FLaTEC: Frequency-Disentangled Latent Triplanes for Efficient Compression of LiDAR Point Clouds
This work addresses efficient compression for LiDAR point clouds, which is crucial for applications like autonomous driving, and represents an incremental advancement with a novel method for a known bottleneck.
The paper tackled the problem of balancing compression ratio and reconstruction quality in LiDAR point cloud compression by proposing FLaTEC, a frequency-aware model that decouples low-frequency structures and high-frequency textures, achieving state-of-the-art rate-distortion performance with 78% and 94% BD-rate improvements on SemanticKITTI and Ford datasets.
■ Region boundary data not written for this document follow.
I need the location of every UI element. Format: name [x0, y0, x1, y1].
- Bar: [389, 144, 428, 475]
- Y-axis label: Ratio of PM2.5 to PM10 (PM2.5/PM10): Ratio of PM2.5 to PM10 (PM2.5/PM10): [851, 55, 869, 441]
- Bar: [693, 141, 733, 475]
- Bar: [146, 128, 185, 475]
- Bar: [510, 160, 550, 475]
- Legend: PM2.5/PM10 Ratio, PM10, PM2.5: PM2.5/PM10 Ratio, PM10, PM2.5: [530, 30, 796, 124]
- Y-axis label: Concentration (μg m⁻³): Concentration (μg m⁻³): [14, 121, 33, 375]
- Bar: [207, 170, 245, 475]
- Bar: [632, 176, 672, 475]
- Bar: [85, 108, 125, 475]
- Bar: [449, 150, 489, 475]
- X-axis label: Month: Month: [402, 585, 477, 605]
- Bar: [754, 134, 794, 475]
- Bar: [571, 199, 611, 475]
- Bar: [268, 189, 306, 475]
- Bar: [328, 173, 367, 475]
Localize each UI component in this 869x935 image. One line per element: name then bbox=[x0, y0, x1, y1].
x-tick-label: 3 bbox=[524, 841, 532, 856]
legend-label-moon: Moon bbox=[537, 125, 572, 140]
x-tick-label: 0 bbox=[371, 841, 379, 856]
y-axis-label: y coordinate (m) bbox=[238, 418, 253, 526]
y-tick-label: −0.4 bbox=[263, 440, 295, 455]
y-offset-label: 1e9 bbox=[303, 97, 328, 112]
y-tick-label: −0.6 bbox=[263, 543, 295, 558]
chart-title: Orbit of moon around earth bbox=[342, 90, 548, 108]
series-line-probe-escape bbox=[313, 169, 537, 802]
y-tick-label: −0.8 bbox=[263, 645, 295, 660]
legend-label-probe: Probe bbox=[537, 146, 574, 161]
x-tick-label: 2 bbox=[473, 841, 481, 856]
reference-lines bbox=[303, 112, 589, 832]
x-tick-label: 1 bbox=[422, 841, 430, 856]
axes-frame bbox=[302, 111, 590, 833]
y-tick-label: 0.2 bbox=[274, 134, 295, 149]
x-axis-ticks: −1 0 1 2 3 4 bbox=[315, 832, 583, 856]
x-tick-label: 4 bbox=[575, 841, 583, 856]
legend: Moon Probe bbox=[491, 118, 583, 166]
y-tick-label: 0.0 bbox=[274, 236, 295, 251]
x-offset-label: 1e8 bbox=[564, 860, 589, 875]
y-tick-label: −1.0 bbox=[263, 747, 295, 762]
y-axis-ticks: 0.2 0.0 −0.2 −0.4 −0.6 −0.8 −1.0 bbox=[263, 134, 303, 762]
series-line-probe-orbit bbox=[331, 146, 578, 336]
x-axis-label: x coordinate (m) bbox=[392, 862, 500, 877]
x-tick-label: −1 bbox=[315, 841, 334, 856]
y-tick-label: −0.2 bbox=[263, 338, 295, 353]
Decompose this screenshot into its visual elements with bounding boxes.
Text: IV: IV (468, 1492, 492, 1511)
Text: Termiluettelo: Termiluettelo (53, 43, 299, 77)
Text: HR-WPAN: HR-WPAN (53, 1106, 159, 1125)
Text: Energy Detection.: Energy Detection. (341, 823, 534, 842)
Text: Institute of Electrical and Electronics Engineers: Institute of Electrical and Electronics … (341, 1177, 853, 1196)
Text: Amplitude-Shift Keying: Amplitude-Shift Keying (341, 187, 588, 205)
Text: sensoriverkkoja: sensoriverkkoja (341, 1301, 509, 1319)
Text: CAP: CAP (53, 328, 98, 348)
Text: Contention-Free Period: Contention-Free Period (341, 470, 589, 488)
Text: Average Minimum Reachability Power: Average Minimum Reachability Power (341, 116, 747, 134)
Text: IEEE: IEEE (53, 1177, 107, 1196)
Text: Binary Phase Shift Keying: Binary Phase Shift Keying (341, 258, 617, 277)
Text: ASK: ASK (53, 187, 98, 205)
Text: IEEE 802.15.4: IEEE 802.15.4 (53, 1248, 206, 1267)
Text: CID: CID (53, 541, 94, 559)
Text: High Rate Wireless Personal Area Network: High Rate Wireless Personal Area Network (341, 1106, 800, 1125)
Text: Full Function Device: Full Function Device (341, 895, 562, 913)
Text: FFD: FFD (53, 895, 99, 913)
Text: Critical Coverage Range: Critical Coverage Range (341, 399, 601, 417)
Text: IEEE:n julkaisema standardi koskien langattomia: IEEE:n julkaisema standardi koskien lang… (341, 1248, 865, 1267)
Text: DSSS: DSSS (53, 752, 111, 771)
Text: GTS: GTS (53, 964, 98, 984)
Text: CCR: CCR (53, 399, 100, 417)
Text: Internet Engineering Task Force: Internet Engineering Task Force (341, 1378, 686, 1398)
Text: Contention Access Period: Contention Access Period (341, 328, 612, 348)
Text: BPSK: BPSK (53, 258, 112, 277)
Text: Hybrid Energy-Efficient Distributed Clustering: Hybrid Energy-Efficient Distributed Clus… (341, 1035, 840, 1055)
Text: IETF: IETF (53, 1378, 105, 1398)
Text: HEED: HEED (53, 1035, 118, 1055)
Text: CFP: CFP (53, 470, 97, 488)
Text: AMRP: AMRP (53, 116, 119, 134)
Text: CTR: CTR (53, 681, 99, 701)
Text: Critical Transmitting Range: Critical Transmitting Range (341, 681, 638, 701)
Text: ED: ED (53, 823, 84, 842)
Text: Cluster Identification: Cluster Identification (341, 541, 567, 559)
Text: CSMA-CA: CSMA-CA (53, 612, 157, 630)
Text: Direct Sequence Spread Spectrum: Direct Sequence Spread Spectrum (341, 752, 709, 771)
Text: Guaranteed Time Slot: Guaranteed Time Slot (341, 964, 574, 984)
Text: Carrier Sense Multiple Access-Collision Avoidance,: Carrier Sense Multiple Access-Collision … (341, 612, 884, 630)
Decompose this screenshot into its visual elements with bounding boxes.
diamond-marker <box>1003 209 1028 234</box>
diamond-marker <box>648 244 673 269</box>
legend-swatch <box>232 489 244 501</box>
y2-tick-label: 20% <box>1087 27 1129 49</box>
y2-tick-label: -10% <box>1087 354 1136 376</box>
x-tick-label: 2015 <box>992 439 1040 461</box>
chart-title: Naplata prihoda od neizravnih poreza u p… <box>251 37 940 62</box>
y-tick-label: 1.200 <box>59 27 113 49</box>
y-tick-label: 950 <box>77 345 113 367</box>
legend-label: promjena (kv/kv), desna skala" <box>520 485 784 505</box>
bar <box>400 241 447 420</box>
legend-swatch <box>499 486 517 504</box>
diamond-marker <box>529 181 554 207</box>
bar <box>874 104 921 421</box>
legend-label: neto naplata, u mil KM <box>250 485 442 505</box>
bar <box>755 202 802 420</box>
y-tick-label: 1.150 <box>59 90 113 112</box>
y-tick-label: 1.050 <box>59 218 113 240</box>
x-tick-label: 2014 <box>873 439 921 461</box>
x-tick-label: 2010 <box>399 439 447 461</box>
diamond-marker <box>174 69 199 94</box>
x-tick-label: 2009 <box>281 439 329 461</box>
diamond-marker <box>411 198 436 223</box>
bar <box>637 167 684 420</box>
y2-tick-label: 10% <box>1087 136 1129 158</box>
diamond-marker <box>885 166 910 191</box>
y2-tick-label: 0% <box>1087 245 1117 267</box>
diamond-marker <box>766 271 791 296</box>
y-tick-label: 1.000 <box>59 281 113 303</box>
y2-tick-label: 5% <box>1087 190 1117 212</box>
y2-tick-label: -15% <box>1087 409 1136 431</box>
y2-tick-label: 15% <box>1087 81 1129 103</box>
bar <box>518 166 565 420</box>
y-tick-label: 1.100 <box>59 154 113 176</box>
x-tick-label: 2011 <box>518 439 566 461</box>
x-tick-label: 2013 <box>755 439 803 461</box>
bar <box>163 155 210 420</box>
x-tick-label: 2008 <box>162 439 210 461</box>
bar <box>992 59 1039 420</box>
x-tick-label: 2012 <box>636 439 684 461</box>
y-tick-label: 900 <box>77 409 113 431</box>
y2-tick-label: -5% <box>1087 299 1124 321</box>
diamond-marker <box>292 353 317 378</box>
Point cloud compression methods jointly optimize bitrates and reconstruction distortion. However, balancing compression ratio and reconstruction quality is difficult because low-frequency and high-frequency components contribute differently at the same resolution. To address this, we propose FLaTEC, a frequency-aware compression model that enables the compression of a full scan with high compression ratios. Our approach introduces a frequency-aware mechanism that decouples low-frequency structures and high-frequency textures, while hybridizing latent triplanes as a compact proxy for point cloud. Specifically, we convert voxelized embeddings into triplane representations to reduce sparsity, computational cost, and storage requirements. We then devise a frequency-disentangling technique that extracts compact low-frequency content while collecting high-frequency details across scales. The decoupled low-frequency and high-frequency components are stored in binary format. During decoding, full-spectrum signals are progressively recovered via a modulation block. Additionally, to compensate for the loss of 3D correlation, we introduce an efficient frequency-based attention mechanism that fosters local connectivity and outputs arbitrary resolution points. Our method achieves state-of-the-art rate-distortion performance and outperforms the standard codecs by 78\% and 94\% in BD-rate on both SemanticKITTI and Ford datasets.